Expenses and How to Grow Your Wealth

When you first start your business, you have to calculate all the expenses you’ll have and how much it will cost to execute your services. 

Your number one expense will be your contractors or employees. Then you take off the amount you need to pay for your taxes. After other expenses you may have in your business, you will end up with a net amount. 

But this net amount is not what you live on monthly. 

I teach my students to grow their wealth by creating an asset that earns compound interest. This will become your consistent investment strategy. 

This type of agency isn’t one you can sell in the future, so you want to save and invest in order to retire with a good income. 

How to Charge For Your Services

It’s important to never charge an hourly rate. It’s impossible to scale when you do.

Focus and calculate the value and results you provide for clients. From there, you build packages or retainers for your clients.

Never consider what the client can pay. That is not your concern. If a client says they can’t afford your rates, then offer to take some tasks off your retainer to make it affordable for them. Don’t lower your rates.

3. Building a Team

To grow a profitable business, you’ll need to hire a team for most of your tasks.

These include pitching, copywriting, social media management, graphic design, web design and more. You need to build a team so you can outsource this work and focus on your zone of genius. 

Save Money Outsourcing

The team will allow you to leverage your time because a lot of these tasks are not worth your time. After you calculate how much you want to make in a year and how much time you want to work, you will arrive at an hourly value you put on your time. 

Let’s say you need to make $500 an hour to reach your goals. Then you look at a certain task, like creating graphics for social media. Or any other task. Ask yourself if that certain task is worth $500/hr. If the answer is no, then you shouldn’t be doing it. Outsource that task to someone who will get it done in half the time for a tenth of the cost. You then make a profit from that person’s time. 

Related: Finding Talented Freelancers: 12 Websites Worth Searching

That's how you leverage your time and grow and scale your profitable agency. 

You Don’t Have to Feel Ready 

Consider growing a team before you feel you’re ready. 

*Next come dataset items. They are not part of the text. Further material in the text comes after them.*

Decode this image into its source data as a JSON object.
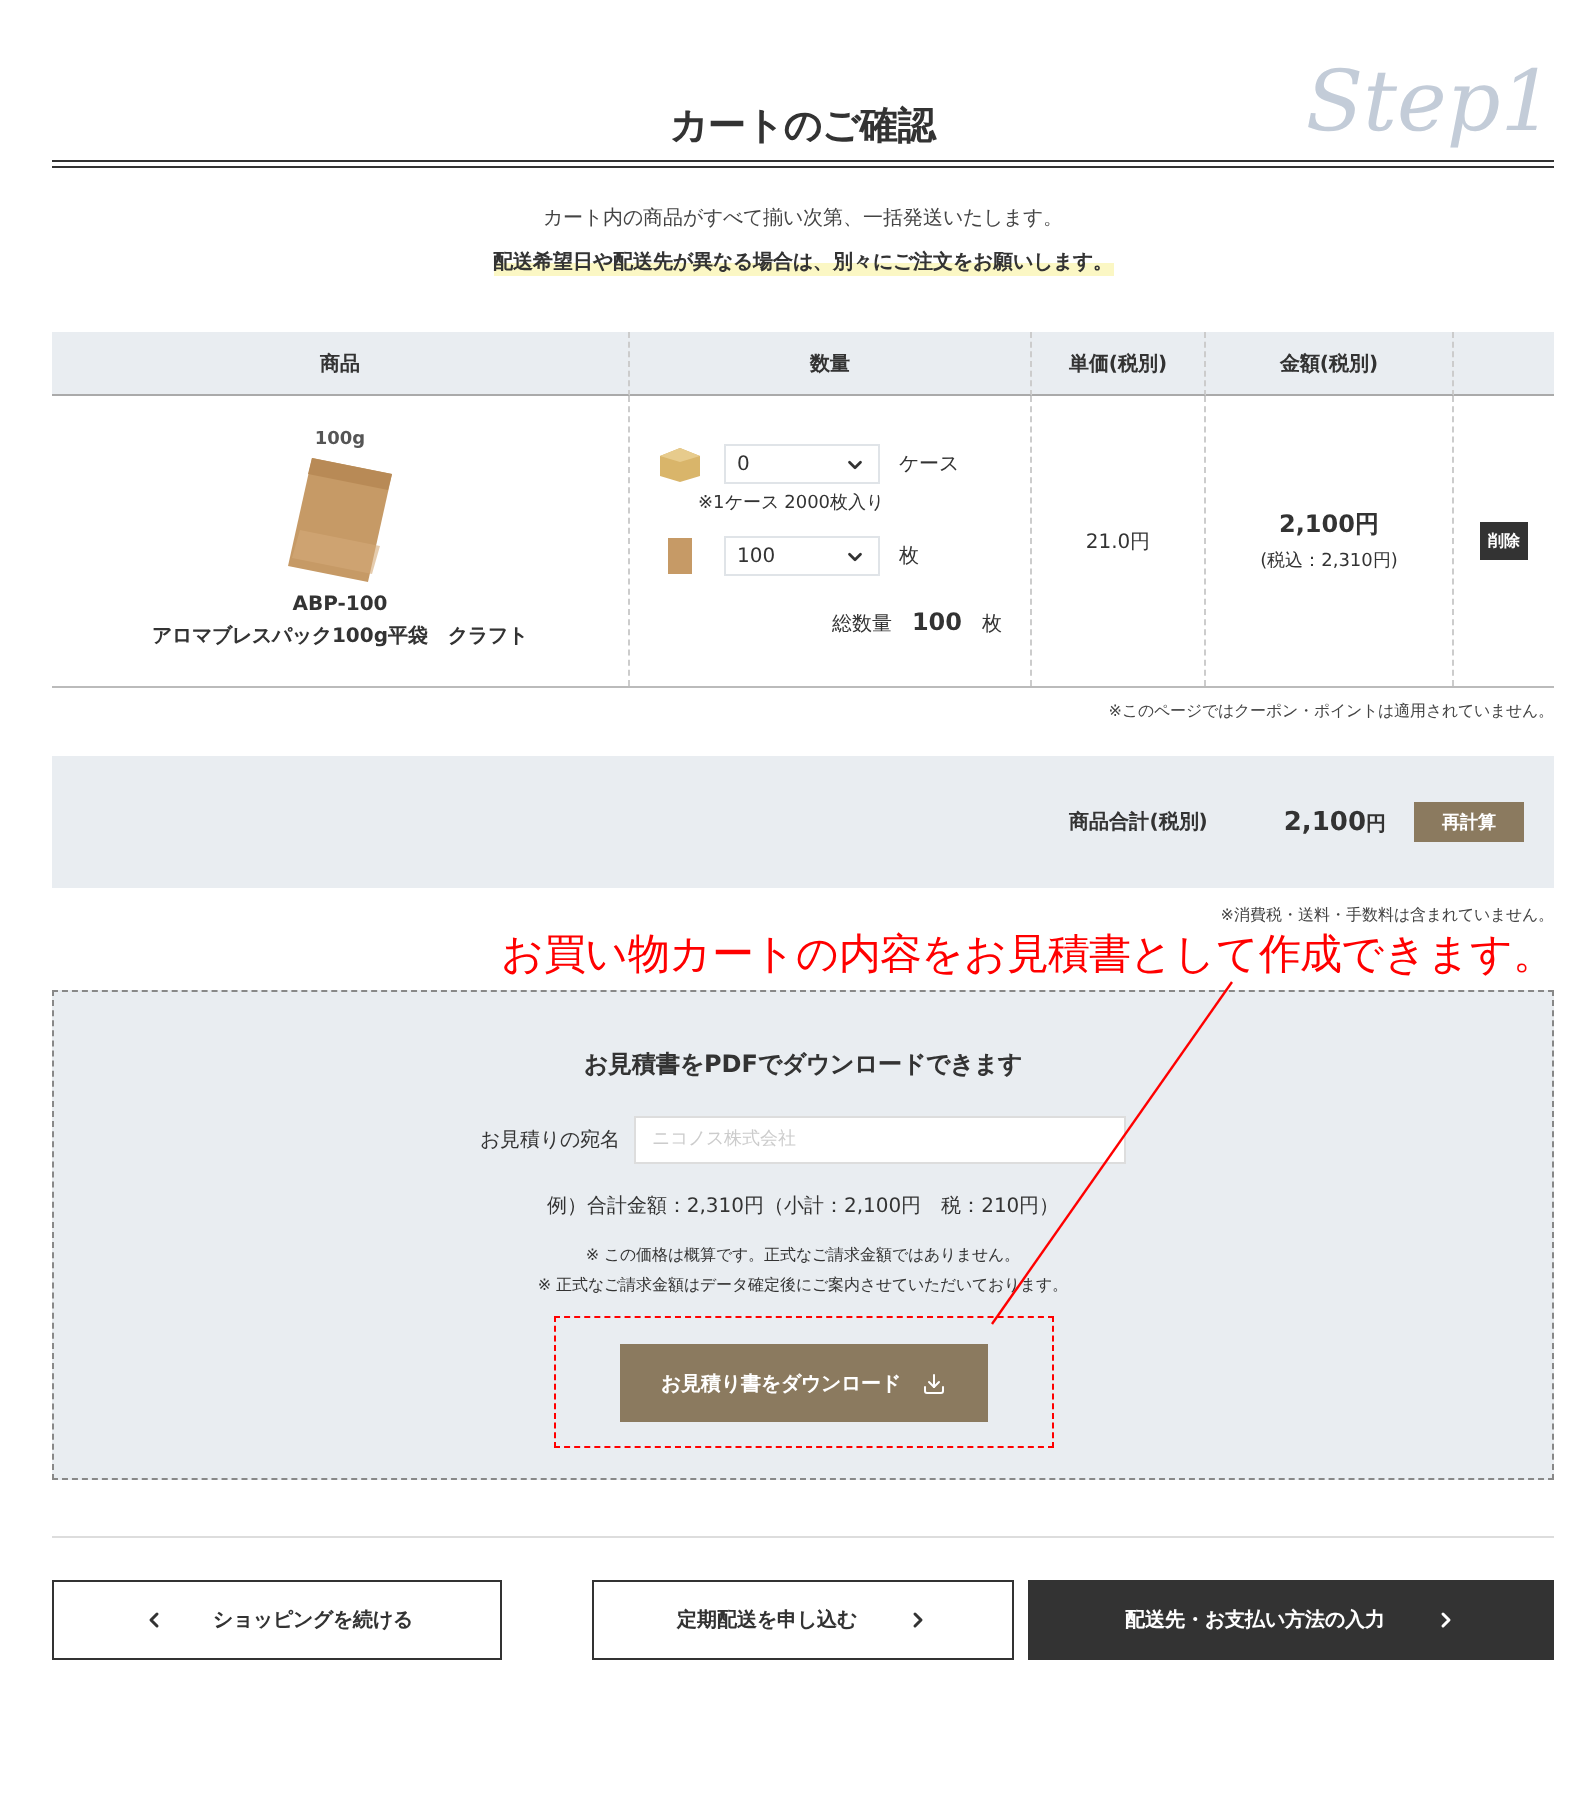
{
  "heading": {
    "title": "カートのご確認",
    "step": "Step1"
  },
  "intro": {
    "text": "カート内の商品がすべて揃い次第、一括発送いたします。",
    "highlight": "配送希望日や配送先が異なる場合は、別々にご注文をお願いします。"
  },
  "table": {
    "columns": [
      "商品",
      "数量",
      "単価(税別)",
      "金額(税別)"
    ],
    "rows": [
      {
        "size_label": "100g",
        "code": "ABP-100",
        "name": "アロマブレスパック100g平袋　クラフト",
        "quantities": [
          {
            "kind": "case",
            "value": "0",
            "unit": "ケース",
            "note": "※1ケース 2000枚入り"
          },
          {
            "kind": "sheet",
            "value": "100",
            "unit": "枚"
          }
        ],
        "total_label": "総数量",
        "total_qty": "100",
        "total_unit": "枚",
        "unit_price": "21.0円",
        "amount": "2,100円",
        "amount_incl": "(税込：2,310円)",
        "delete": "削除"
      }
    ]
  },
  "coupon_note": "※このページではクーポン・ポイントは適用されていません。",
  "summary": {
    "label": "商品合計(税別)",
    "value": "2,100",
    "currency": "円",
    "button": "再計算"
  },
  "tax_note": "※消費税・送料・手数料は含まれていません。",
  "annotation": "お買い物カートの内容をお見積書として作成できます。",
  "estimate": {
    "title": "お見積書をPDFでダウンロードできます",
    "field_label": "お見積りの宛名",
    "placeholder": "ニコノス株式会社",
    "example": "例）合計金額：2,310円（小計：2,100円　税：210円）",
    "notes": [
      "※ この価格は概算です。正式なご請求金額ではありません。",
      "※ 正式なご請求金額はデータ確定後にご案内させていただいております。"
    ],
    "button": "お見積り書をダウンロード"
  },
  "buttons": [
    {
      "kind": "back",
      "label": "ショッピングを続ける"
    },
    {
      "kind": "outline",
      "label": "定期配送を申し込む"
    },
    {
      "kind": "primary",
      "label": "配送先・お支払い方法の入力"
    }
  ]
}
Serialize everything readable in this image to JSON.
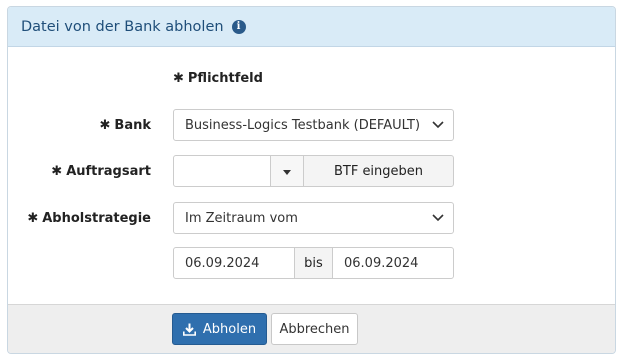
{
  "panel": {
    "title": "Datei von der Bank abholen"
  },
  "form": {
    "required_note": "Pflichtfeld",
    "required_marker": "✱",
    "bank": {
      "label": "Bank",
      "value": "Business-Logics Testbank (DEFAULT)"
    },
    "auftragsart": {
      "label": "Auftragsart",
      "value": "",
      "button_label": "BTF eingeben"
    },
    "abholstrategie": {
      "label": "Abholstrategie",
      "value": "Im Zeitraum vom"
    },
    "zeitraum": {
      "from": "06.09.2024",
      "separator": "bis",
      "to": "06.09.2024"
    }
  },
  "footer": {
    "submit_label": "Abholen",
    "cancel_label": "Abbrechen"
  },
  "colors": {
    "primary": "#2f6fae",
    "header_bg": "#d9ebf7",
    "footer_bg": "#eeeeee"
  }
}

Hire a freelancer for five hours which frees up 5 hours of your time. And you’ll be paying them much less than $500/hr. 

The amount of money that you are able to save by hiring someone will allow you to exponentially grow your revenue. When I brought in a team, even though I felt I wasn't ready, I had an experience of quantum growth where we doubled our revenue and were making close to six figures in the first year. 

Related: Expert Advice That Will Change Your Business (and Life) Forever

4. Pick a Niche

You need a solid specific niche in order to succeed in PR. You need to be known for something. 

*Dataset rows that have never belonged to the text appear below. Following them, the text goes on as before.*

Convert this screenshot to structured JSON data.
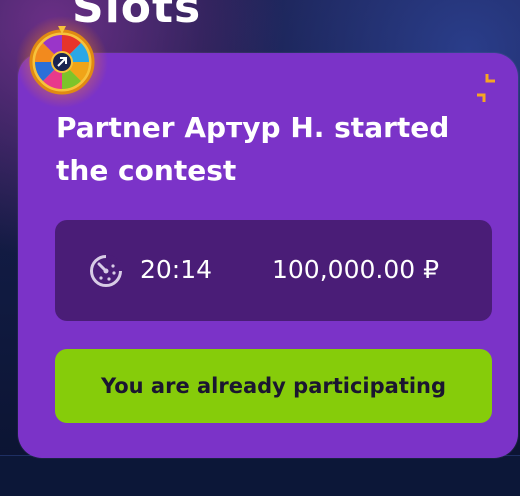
{
  "page": {
    "section_title": "Slots"
  },
  "contest": {
    "heading": "Partner Артур Н. started the contest",
    "timer": "20:14",
    "amount": "100,000.00 ₽",
    "action_label": "You are already participating"
  },
  "icons": {
    "timer": "timer-icon",
    "expand": "expand-icon",
    "wheel": "fortune-wheel-icon"
  },
  "colors": {
    "card": "#7b33c8",
    "info_box": "#4a1d77",
    "button": "#86cc0a",
    "accent_orange": "#f5a623"
  }
}
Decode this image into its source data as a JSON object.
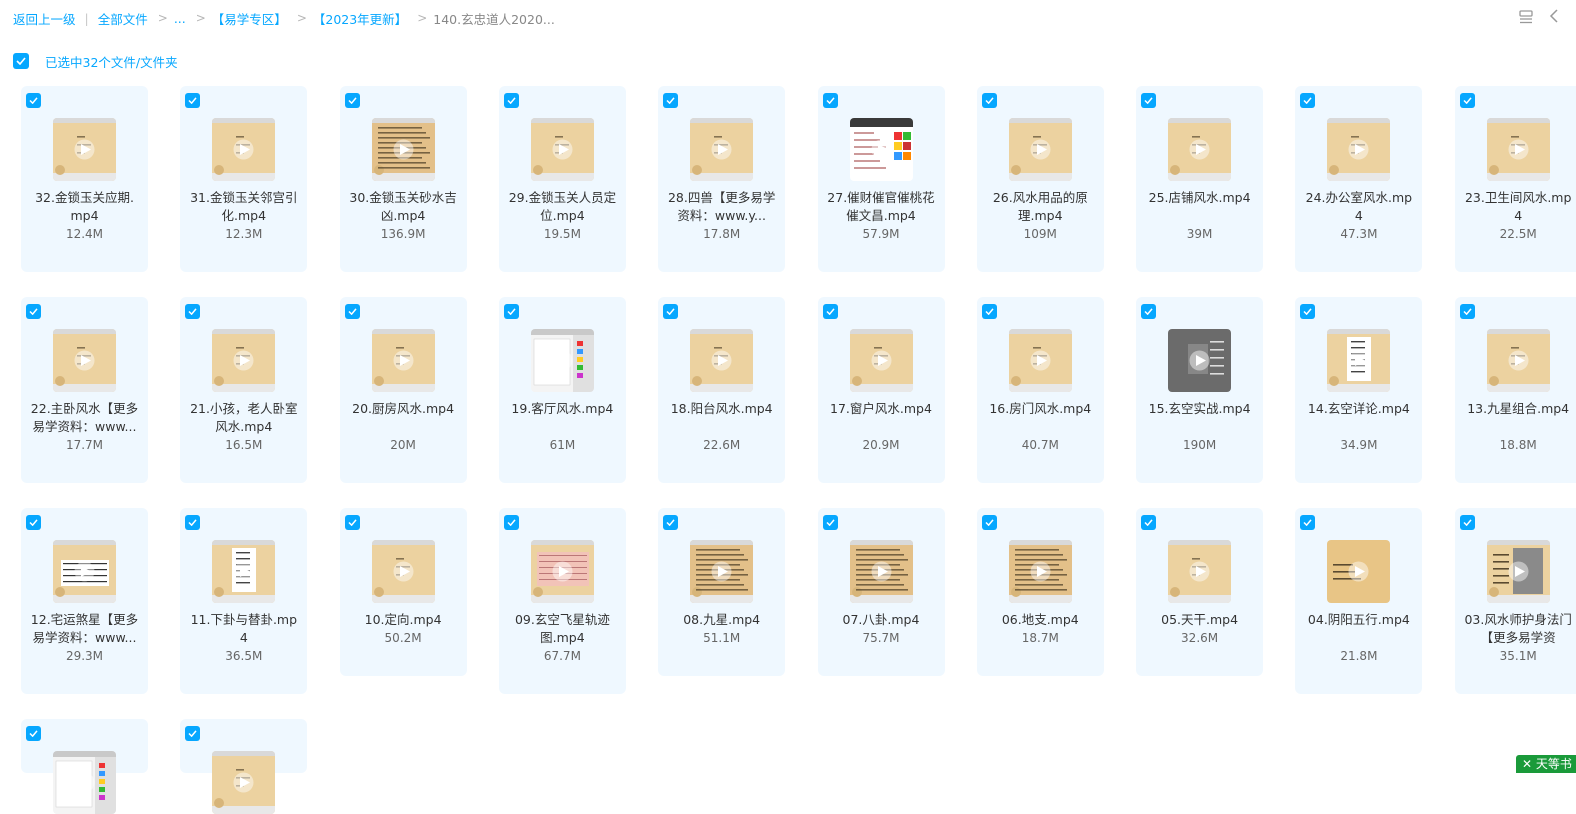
{
  "breadcrumb": {
    "back": "返回上一级",
    "all_files": "全部文件",
    "ellipsis": "...",
    "yixue": "【易学专区】",
    "update2023": "【2023年更新】",
    "current": "140.玄忠道人2020..."
  },
  "selection": {
    "text": "已选中32个文件/文件夹"
  },
  "files": [
    {
      "name": "32.金锁玉关应期.mp4",
      "size": "12.4M",
      "thumb": "slide"
    },
    {
      "name": "31.金锁玉关邻宫引化.mp4",
      "size": "12.3M",
      "thumb": "slide"
    },
    {
      "name": "30.金锁玉关砂水吉凶.mp4",
      "size": "136.9M",
      "thumb": "text"
    },
    {
      "name": "29.金锁玉关人员定位.mp4",
      "size": "19.5M",
      "thumb": "slide"
    },
    {
      "name": "28.四兽【更多易学资料：www.y...",
      "size": "17.8M",
      "thumb": "slide"
    },
    {
      "name": "27.催财催官催桃花催文昌.mp4",
      "size": "57.9M",
      "thumb": "chart"
    },
    {
      "name": "26.风水用品的原理.mp4",
      "size": "109M",
      "thumb": "slide"
    },
    {
      "name": "25.店铺风水.mp4",
      "size": "39M",
      "thumb": "slide"
    },
    {
      "name": "24.办公室风水.mp4",
      "size": "47.3M",
      "thumb": "slide"
    },
    {
      "name": "23.卫生间风水.mp4",
      "size": "22.5M",
      "thumb": "slide"
    },
    {
      "name": "22.主卧风水【更多易学资料：www...",
      "size": "17.7M",
      "thumb": "slide"
    },
    {
      "name": "21.小孩，老人卧室风水.mp4",
      "size": "16.5M",
      "thumb": "slide"
    },
    {
      "name": "20.厨房风水.mp4",
      "size": "20M",
      "thumb": "slide"
    },
    {
      "name": "19.客厅风水.mp4",
      "size": "61M",
      "thumb": "screen"
    },
    {
      "name": "18.阳台风水.mp4",
      "size": "22.6M",
      "thumb": "slide"
    },
    {
      "name": "17.窗户风水.mp4",
      "size": "20.9M",
      "thumb": "slide"
    },
    {
      "name": "16.房门风水.mp4",
      "size": "40.7M",
      "thumb": "slide"
    },
    {
      "name": "15.玄空实战.mp4",
      "size": "190M",
      "thumb": "gray"
    },
    {
      "name": "14.玄空详论.mp4",
      "size": "34.9M",
      "thumb": "paper"
    },
    {
      "name": "13.九星组合.mp4",
      "size": "18.8M",
      "thumb": "slide"
    },
    {
      "name": "12.宅运煞星【更多易学资料：www...",
      "size": "29.3M",
      "thumb": "table"
    },
    {
      "name": "11.下卦与替卦.mp4",
      "size": "36.5M",
      "thumb": "paper"
    },
    {
      "name": "10.定向.mp4",
      "size": "50.2M",
      "thumb": "slide"
    },
    {
      "name": "09.玄空飞星轨迹图.mp4",
      "size": "67.7M",
      "thumb": "pink"
    },
    {
      "name": "08.九星.mp4",
      "size": "51.1M",
      "thumb": "text"
    },
    {
      "name": "07.八卦.mp4",
      "size": "75.7M",
      "thumb": "text"
    },
    {
      "name": "06.地支.mp4",
      "size": "18.7M",
      "thumb": "text"
    },
    {
      "name": "05.天干.mp4",
      "size": "32.6M",
      "thumb": "slide"
    },
    {
      "name": "04.阴阳五行.mp4",
      "size": "21.8M",
      "thumb": "plain"
    },
    {
      "name": "03.风水师护身法门【更多易学资",
      "size": "35.1M",
      "thumb": "photo"
    },
    {
      "name": "",
      "size": "",
      "thumb": "screen"
    },
    {
      "name": "",
      "size": "",
      "thumb": "slide"
    }
  ],
  "icons": {
    "view": "list-view-icon",
    "collapse": "chevron-left-icon",
    "check": "check-icon",
    "play": "play-icon"
  },
  "colors": {
    "accent": "#06a7ff",
    "card_bg": "#eff8ff",
    "thumb_bg": "#ecd2a0"
  },
  "ad": {
    "label": "✕ 天等书"
  }
}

Lots of people struggle with this because they feel drilling down limits their opportunities. But instead, you’ll attract a better caliber of clients.

You leverage the results you get to attract more clients by showing them what you can do for them. If you are just all over the place, nobody is ever going to see that you’re the agency they need to go to in order to get the best results possible for them. 

Don’t spread yourself too thin by not niching down. You can niche down in either the industry or the services you provide. Or it can be just one service you provide for a specific industry. 

5. Get Comfortable Saying No 

Saying no to some client work has to be one of the hardest things for an entrepreneur to learn.

But you need to say no to opportunities that don’t align with your vision and goals. Stay true to the vision you created and bring on clients that align with your goals. They will ultimately bring you more success. 

You can say no without feeling guilty because you're really saying yes to yourself, your vision, your values and what's important to you in your company. 


When I started my business I didn’t have any courses or coaches to help me along the way. The entire thing was figured out through expensive trial and error. If I would've had the framework that I teach, I could've fast-tracked my results. That is why I love to teach — so that nobody else goes through the struggle I did.